According to Italian news agency, Ansa, the victims will be moved into local hotels for a three or four month period, while construction begins on sets of temporary wooden structures, which will be located as close as possible to their destroyed homes.

The plans to build temporary wooden homes for the victims come after Italy's Prime Minister, Matteo Renzi, met with renowned Italian architect Renzo Piano in Genoa on Sunday.

Although it is not currently known if Piano will be directly involved in designing the temporary towns, he is thought to be advising the Italian government on how best to rebuild the devastated towns of Amatrice and Accumoli.

Speaking to Corriere della Sera following his four-hour meeting with Renzi, the award-winning architecht, whose designs include London's 95-storey skyscraper The Shard, said he hoped affected communities would be able to stay together while their towns were rebuilt.

“You can't erase the soul of a place,” he said.

“Whoever has suffered a trauma like this needs to be able to carry on living where they always have done. Uprooting people is cruel and adds suffering to suffering.”

Piano emphasized that temporary wooden homes can be built for as little as €600 per square metre and can easily be recycled once their inhabitants move back into permanent accommodation.
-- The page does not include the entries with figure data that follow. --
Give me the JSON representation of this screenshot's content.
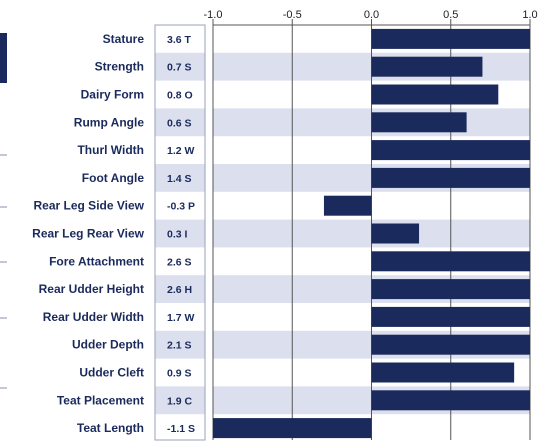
{
  "chart_data": {
    "type": "bar",
    "orientation": "horizontal",
    "title": "",
    "xlabel": "",
    "ylabel": "",
    "xlim": [
      -1.0,
      1.0
    ],
    "x_ticks": [
      "-1.0",
      "-0.5",
      "0.0",
      "0.5",
      "1.0"
    ],
    "grid": true,
    "categories": [
      "Stature",
      "Strength",
      "Dairy Form",
      "Rump Angle",
      "Thurl Width",
      "Foot Angle",
      "Rear Leg Side View",
      "Rear Leg Rear View",
      "Fore Attachment",
      "Rear Udder Height",
      "Rear Udder Width",
      "Udder Depth",
      "Udder Cleft",
      "Teat Placement",
      "Teat Length"
    ],
    "score_labels": [
      "3.6 T",
      "0.7 S",
      "0.8 O",
      "0.6 S",
      "1.2 W",
      "1.4 S",
      "-0.3 P",
      "0.3 I",
      "2.6 S",
      "2.6 H",
      "1.7 W",
      "2.1 S",
      "0.9 S",
      "1.9 C",
      "-1.1 S"
    ],
    "series": [
      {
        "values": [
          1.0,
          0.7,
          0.8,
          0.6,
          1.0,
          1.0,
          -0.3,
          0.3,
          1.0,
          1.0,
          1.0,
          1.0,
          0.9,
          1.0,
          -1.0
        ]
      }
    ],
    "colors": {
      "bar": "#1b2a5c",
      "band": "#dcdfee",
      "grid": "#555555",
      "text": "#1b2a5c"
    }
  }
}
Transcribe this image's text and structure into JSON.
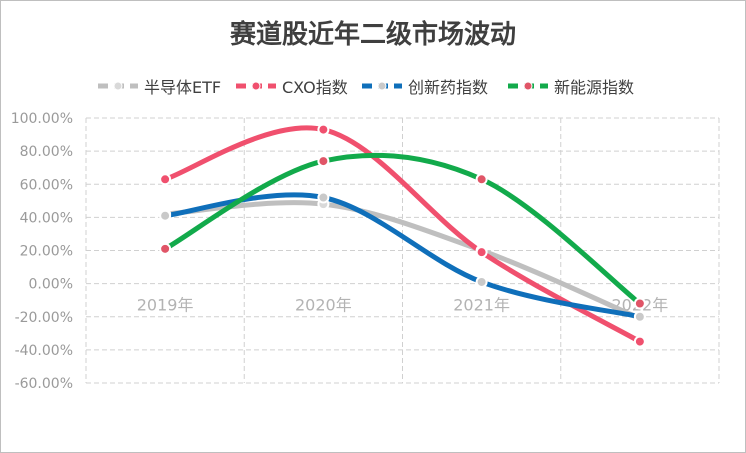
{
  "chart_data": {
    "type": "line",
    "title": "赛道股近年二级市场波动",
    "xlabel": "",
    "ylabel": "",
    "categories": [
      "2019年",
      "2020年",
      "2021年",
      "2022年"
    ],
    "ylim": [
      -60,
      100
    ],
    "yticks": [
      "100.00%",
      "80.00%",
      "60.00%",
      "40.00%",
      "20.00%",
      "0.00%",
      "-20.00%",
      "-40.00%",
      "-60.00%"
    ],
    "ytick_values": [
      100,
      80,
      60,
      40,
      20,
      0,
      -20,
      -40,
      -60
    ],
    "grid": true,
    "legend_position": "top",
    "smooth": true,
    "series": [
      {
        "name": "半导体ETF",
        "values": [
          42,
          48,
          20,
          -21
        ],
        "color": "#bfbfbf",
        "marker_color": "#d9d9d9"
      },
      {
        "name": "CXO指数",
        "values": [
          63,
          93,
          19,
          -35
        ],
        "color": "#f0506e",
        "marker_color": "#f0506e"
      },
      {
        "name": "创新药指数",
        "values": [
          41,
          52,
          1,
          -20
        ],
        "color": "#0f6fba",
        "marker_color": "#c9c9c9"
      },
      {
        "name": "新能源指数",
        "values": [
          21,
          74,
          63,
          -12
        ],
        "color": "#12aa4b",
        "marker_color": "#e05567"
      }
    ]
  }
}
Renzi plans to earthquake-proof Italy

On Monday, Renzi also stated his desire to overhaul vast swathes of Italy's ancient architecture as part of a plan dubbed 'Casa Italia', which seeks to make the country more resistant to tremors.

Some 24 million of Italy's 59 million inhabitants are thought to live in areas at risk from earthquakes.
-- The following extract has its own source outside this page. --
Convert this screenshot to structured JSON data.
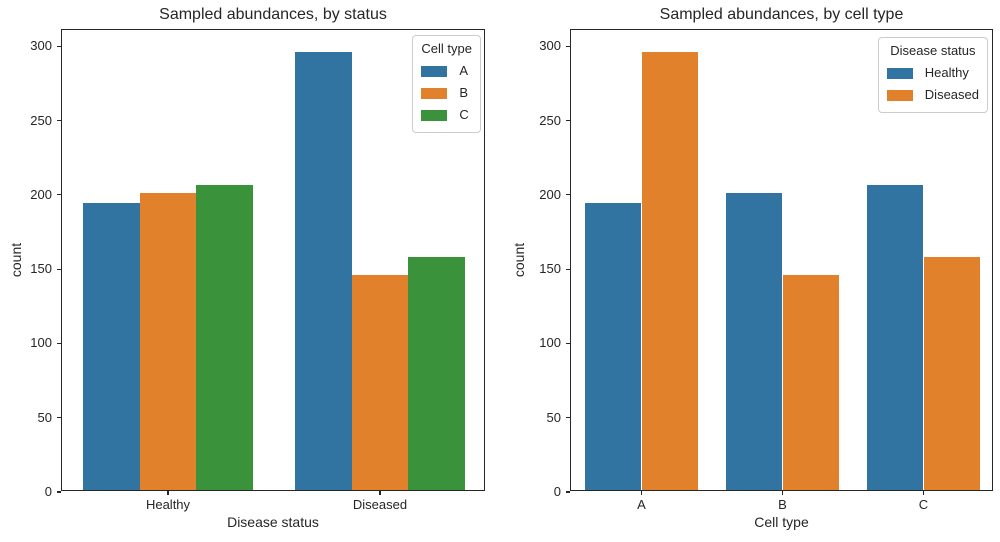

Following the last week's quake, questions have been raised over the ease with which many recently restored or constructed buildings - including a hospital and school - collapsed when the ground shook.

“It is a long-term plan which could take years or even generations to complete, as the architect Renzo Piano told me yesterday,” Renzi wrote on his personal blog on Monday.

“The fact we have not been able to get a coordinated prevention project off the ground for the last 70 years means this isn't going to be an easy project.”